73 ehemalige Talente der Freiburger Fußballschule haben es in den Profikader von SC Freiburg geschafft. Das Jubiläum der vor 25 Jahren gegründeten Akademie fällt in eine Phase, in der ihre Absolventen den Verein an die Tabellenspitze führen.
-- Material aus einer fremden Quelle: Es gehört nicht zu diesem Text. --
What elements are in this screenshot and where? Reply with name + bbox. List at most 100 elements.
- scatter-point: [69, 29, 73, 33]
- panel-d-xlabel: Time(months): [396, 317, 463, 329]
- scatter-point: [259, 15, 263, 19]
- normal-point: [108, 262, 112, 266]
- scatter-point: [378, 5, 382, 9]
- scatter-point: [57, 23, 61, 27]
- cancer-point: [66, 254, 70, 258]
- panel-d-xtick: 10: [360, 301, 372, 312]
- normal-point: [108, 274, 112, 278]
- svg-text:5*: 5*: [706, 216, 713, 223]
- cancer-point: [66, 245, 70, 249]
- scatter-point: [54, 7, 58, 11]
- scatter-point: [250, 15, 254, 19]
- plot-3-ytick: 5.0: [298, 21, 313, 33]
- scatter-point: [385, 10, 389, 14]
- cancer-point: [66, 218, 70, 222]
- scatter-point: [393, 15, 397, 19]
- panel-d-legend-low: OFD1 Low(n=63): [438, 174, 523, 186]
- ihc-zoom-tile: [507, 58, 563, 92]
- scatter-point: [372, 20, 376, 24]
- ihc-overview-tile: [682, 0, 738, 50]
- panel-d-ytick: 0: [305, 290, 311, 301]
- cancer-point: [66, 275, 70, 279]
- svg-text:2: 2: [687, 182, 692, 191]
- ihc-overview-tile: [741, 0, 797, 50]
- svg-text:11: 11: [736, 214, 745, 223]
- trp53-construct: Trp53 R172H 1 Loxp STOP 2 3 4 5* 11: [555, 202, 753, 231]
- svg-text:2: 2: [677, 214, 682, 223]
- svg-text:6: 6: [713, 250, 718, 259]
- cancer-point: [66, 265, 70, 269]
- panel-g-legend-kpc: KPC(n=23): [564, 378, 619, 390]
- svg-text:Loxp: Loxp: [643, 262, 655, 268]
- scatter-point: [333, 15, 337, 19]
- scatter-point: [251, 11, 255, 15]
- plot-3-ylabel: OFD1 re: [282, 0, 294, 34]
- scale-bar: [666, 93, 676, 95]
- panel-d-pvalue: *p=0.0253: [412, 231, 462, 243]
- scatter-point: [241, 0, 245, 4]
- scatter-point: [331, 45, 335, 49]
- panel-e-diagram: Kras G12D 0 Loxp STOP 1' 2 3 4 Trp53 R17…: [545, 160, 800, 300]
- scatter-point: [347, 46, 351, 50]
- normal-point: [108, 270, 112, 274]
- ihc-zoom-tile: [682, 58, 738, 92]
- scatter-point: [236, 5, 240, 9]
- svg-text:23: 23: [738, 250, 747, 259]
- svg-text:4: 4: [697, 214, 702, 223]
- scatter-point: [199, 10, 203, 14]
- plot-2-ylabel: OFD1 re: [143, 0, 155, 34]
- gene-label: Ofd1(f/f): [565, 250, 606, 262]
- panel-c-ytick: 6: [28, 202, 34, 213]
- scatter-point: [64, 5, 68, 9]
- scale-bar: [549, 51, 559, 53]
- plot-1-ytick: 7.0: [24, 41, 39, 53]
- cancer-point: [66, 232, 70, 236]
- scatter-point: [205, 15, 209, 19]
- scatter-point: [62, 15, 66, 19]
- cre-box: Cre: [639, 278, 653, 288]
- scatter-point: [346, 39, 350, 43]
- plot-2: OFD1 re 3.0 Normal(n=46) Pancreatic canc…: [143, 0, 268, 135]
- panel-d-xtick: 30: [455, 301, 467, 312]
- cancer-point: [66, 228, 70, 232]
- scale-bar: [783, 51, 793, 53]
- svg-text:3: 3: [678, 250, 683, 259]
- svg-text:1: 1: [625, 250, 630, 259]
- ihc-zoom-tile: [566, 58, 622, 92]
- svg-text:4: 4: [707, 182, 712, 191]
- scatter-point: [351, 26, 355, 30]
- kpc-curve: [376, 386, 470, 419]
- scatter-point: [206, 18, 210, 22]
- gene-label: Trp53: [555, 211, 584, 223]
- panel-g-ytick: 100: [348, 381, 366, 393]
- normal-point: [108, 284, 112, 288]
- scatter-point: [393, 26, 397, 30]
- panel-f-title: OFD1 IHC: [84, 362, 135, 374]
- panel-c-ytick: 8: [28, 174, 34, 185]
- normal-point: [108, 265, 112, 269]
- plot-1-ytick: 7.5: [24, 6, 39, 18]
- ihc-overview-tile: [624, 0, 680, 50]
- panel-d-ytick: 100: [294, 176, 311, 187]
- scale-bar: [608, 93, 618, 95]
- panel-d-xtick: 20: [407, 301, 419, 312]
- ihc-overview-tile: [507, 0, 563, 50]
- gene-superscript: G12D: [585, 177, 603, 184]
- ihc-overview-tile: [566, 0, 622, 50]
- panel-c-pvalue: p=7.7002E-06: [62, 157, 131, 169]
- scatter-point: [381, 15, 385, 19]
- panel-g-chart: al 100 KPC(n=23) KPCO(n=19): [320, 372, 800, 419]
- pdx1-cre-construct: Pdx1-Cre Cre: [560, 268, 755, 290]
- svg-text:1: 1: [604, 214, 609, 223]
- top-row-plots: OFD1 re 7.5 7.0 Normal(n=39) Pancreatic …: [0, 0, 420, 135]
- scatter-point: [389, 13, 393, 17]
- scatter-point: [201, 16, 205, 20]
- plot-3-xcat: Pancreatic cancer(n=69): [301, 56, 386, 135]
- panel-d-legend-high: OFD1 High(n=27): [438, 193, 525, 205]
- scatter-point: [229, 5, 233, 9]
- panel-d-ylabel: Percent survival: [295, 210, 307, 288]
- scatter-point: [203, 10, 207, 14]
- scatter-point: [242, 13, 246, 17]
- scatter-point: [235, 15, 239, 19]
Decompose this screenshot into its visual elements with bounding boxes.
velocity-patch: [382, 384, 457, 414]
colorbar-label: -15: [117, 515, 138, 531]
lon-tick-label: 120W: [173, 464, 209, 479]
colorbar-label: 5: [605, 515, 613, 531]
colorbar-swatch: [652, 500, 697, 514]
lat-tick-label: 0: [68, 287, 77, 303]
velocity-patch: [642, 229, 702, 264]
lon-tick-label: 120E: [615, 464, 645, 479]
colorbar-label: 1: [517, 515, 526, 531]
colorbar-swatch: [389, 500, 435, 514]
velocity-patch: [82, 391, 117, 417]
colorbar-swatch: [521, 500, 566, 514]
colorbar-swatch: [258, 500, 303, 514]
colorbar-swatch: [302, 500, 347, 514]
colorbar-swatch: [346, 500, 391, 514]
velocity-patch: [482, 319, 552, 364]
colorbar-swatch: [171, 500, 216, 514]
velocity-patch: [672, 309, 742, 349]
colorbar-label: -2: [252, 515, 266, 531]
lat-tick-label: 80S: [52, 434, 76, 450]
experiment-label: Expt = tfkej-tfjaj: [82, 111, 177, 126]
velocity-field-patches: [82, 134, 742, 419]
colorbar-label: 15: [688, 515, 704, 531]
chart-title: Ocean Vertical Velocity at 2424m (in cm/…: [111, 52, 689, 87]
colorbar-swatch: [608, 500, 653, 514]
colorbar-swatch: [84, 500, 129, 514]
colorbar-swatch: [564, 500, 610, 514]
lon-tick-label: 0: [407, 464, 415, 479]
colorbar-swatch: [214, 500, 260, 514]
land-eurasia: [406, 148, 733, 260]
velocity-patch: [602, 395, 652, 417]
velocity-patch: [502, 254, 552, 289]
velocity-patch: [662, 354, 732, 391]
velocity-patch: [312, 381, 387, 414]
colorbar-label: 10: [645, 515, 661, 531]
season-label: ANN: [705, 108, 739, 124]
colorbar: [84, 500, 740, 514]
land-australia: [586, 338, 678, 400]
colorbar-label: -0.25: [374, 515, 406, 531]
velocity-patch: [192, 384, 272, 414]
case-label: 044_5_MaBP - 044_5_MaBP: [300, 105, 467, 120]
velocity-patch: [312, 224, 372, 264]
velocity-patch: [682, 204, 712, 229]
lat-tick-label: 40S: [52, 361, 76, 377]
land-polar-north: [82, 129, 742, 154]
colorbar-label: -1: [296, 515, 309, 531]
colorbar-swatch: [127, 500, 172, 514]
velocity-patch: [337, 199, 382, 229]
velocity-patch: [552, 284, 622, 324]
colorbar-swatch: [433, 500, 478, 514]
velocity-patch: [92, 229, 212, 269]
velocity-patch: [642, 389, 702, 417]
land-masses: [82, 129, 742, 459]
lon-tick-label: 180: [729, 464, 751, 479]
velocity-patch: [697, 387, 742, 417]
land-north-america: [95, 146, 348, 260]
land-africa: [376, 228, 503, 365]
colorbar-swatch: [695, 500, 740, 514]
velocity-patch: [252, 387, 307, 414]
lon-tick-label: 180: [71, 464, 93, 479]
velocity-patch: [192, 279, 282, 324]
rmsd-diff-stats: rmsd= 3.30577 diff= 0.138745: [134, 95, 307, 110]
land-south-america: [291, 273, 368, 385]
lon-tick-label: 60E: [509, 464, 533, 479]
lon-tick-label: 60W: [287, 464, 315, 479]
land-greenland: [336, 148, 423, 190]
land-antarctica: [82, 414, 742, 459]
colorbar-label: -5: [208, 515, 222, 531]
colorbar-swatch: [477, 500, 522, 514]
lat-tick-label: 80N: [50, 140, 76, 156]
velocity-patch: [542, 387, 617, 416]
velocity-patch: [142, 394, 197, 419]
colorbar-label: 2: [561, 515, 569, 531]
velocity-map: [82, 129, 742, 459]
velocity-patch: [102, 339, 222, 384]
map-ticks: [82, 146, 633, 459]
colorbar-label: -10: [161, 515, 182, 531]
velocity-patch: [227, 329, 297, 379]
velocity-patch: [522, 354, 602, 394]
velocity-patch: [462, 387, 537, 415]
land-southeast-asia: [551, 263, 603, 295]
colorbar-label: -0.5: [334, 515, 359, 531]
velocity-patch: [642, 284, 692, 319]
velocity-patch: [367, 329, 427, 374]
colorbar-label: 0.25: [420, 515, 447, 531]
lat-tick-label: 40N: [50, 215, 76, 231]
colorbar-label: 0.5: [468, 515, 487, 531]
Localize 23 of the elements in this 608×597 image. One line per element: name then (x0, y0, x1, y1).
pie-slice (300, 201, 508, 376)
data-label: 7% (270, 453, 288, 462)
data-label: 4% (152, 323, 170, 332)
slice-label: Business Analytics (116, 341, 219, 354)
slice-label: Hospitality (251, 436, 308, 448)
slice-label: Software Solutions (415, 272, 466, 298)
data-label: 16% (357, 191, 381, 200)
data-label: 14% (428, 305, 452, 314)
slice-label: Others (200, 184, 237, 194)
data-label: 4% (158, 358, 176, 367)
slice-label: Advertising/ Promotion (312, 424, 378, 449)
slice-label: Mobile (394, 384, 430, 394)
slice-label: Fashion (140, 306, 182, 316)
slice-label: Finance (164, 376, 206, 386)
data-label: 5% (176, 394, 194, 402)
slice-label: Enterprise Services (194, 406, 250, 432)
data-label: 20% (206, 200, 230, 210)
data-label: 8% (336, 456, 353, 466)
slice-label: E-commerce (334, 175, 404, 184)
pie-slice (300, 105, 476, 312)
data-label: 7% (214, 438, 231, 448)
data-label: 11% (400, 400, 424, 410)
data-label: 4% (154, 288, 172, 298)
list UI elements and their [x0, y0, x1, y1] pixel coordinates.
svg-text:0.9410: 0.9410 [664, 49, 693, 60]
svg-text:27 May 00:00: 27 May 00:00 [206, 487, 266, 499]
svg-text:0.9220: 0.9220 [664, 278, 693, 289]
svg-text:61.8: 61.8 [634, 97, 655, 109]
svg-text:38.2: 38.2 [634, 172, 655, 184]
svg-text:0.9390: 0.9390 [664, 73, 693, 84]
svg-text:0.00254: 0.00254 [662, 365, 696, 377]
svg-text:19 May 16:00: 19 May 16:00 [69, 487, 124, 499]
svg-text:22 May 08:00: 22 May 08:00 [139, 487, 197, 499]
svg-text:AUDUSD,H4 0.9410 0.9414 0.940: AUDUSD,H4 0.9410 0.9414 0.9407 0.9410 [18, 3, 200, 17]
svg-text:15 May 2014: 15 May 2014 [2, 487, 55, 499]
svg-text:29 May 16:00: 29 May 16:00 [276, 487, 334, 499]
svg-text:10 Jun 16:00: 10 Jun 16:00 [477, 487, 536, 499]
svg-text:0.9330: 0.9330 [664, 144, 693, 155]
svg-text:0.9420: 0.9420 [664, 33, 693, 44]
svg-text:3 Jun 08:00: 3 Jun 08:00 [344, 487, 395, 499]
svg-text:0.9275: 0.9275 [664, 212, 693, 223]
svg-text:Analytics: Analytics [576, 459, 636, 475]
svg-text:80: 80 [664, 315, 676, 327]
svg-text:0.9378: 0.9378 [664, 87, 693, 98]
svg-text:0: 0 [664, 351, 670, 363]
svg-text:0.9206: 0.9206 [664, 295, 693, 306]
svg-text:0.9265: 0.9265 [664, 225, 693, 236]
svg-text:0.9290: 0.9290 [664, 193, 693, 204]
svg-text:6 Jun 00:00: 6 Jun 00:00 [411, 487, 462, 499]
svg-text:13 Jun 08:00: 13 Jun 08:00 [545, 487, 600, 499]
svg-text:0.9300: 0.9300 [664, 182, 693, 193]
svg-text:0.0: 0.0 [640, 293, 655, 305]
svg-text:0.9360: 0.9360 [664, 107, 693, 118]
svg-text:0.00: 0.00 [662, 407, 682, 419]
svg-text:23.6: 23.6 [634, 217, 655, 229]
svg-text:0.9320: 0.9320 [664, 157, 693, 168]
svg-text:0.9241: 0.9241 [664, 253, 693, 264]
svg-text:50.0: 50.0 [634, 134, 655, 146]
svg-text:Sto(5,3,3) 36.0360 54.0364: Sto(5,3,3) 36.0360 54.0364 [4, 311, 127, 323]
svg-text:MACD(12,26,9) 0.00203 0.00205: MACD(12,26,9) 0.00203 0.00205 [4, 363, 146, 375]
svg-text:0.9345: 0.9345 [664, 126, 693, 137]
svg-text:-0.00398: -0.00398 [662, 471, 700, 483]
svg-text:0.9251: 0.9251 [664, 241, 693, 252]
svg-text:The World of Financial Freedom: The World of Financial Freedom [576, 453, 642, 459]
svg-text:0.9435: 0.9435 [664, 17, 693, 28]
Die Zahl von durchschnittlich zehn Fußballschülern pro Saison im Profikader ist seit sechs Spielzeiten in Folge zweistellig. Neun der aktuellen Spieler, die den SC auf Platz eins der Bundesliga gebracht haben, sind Eigengewächse. Dazu zählen Stammkräfte wie Matthias Ginter, Noah Atubolu und Nicolas Höfler. Die erfolgreiche Arbeit spiegelt sich auch in der Statistik wider: Am Ende der vergangenen Saison belegte Freiburg europaweit den dritten Platz bei den Einsatzminuten von Eigengewächsen in den Top-Ligen, noch vor Klubs wie dem FC Barcelona und Real Madrid.

Der erste Spieler, der den Weg von der Fußballschule in die Profimannschaft meisterte, war Sascha Riether. Die jüngsten Zugänge sind Rouven Tarnutzer und Karl Steinmann, der derzeit an Hannover 96 ausgeliehen ist. Nicht jeder Weg verläuft linear. Spieler wie Philipp Treu oder Yannik Engelhardt kehrten nach Stationen bei anderen Vereinen zurück, Nicolas Höfler und Berkay Yilmaz absolvierten Leihphasen. Andere, wie Robin Fellhauer, machten woanders Karriere und spielen heute in der Bundesliga.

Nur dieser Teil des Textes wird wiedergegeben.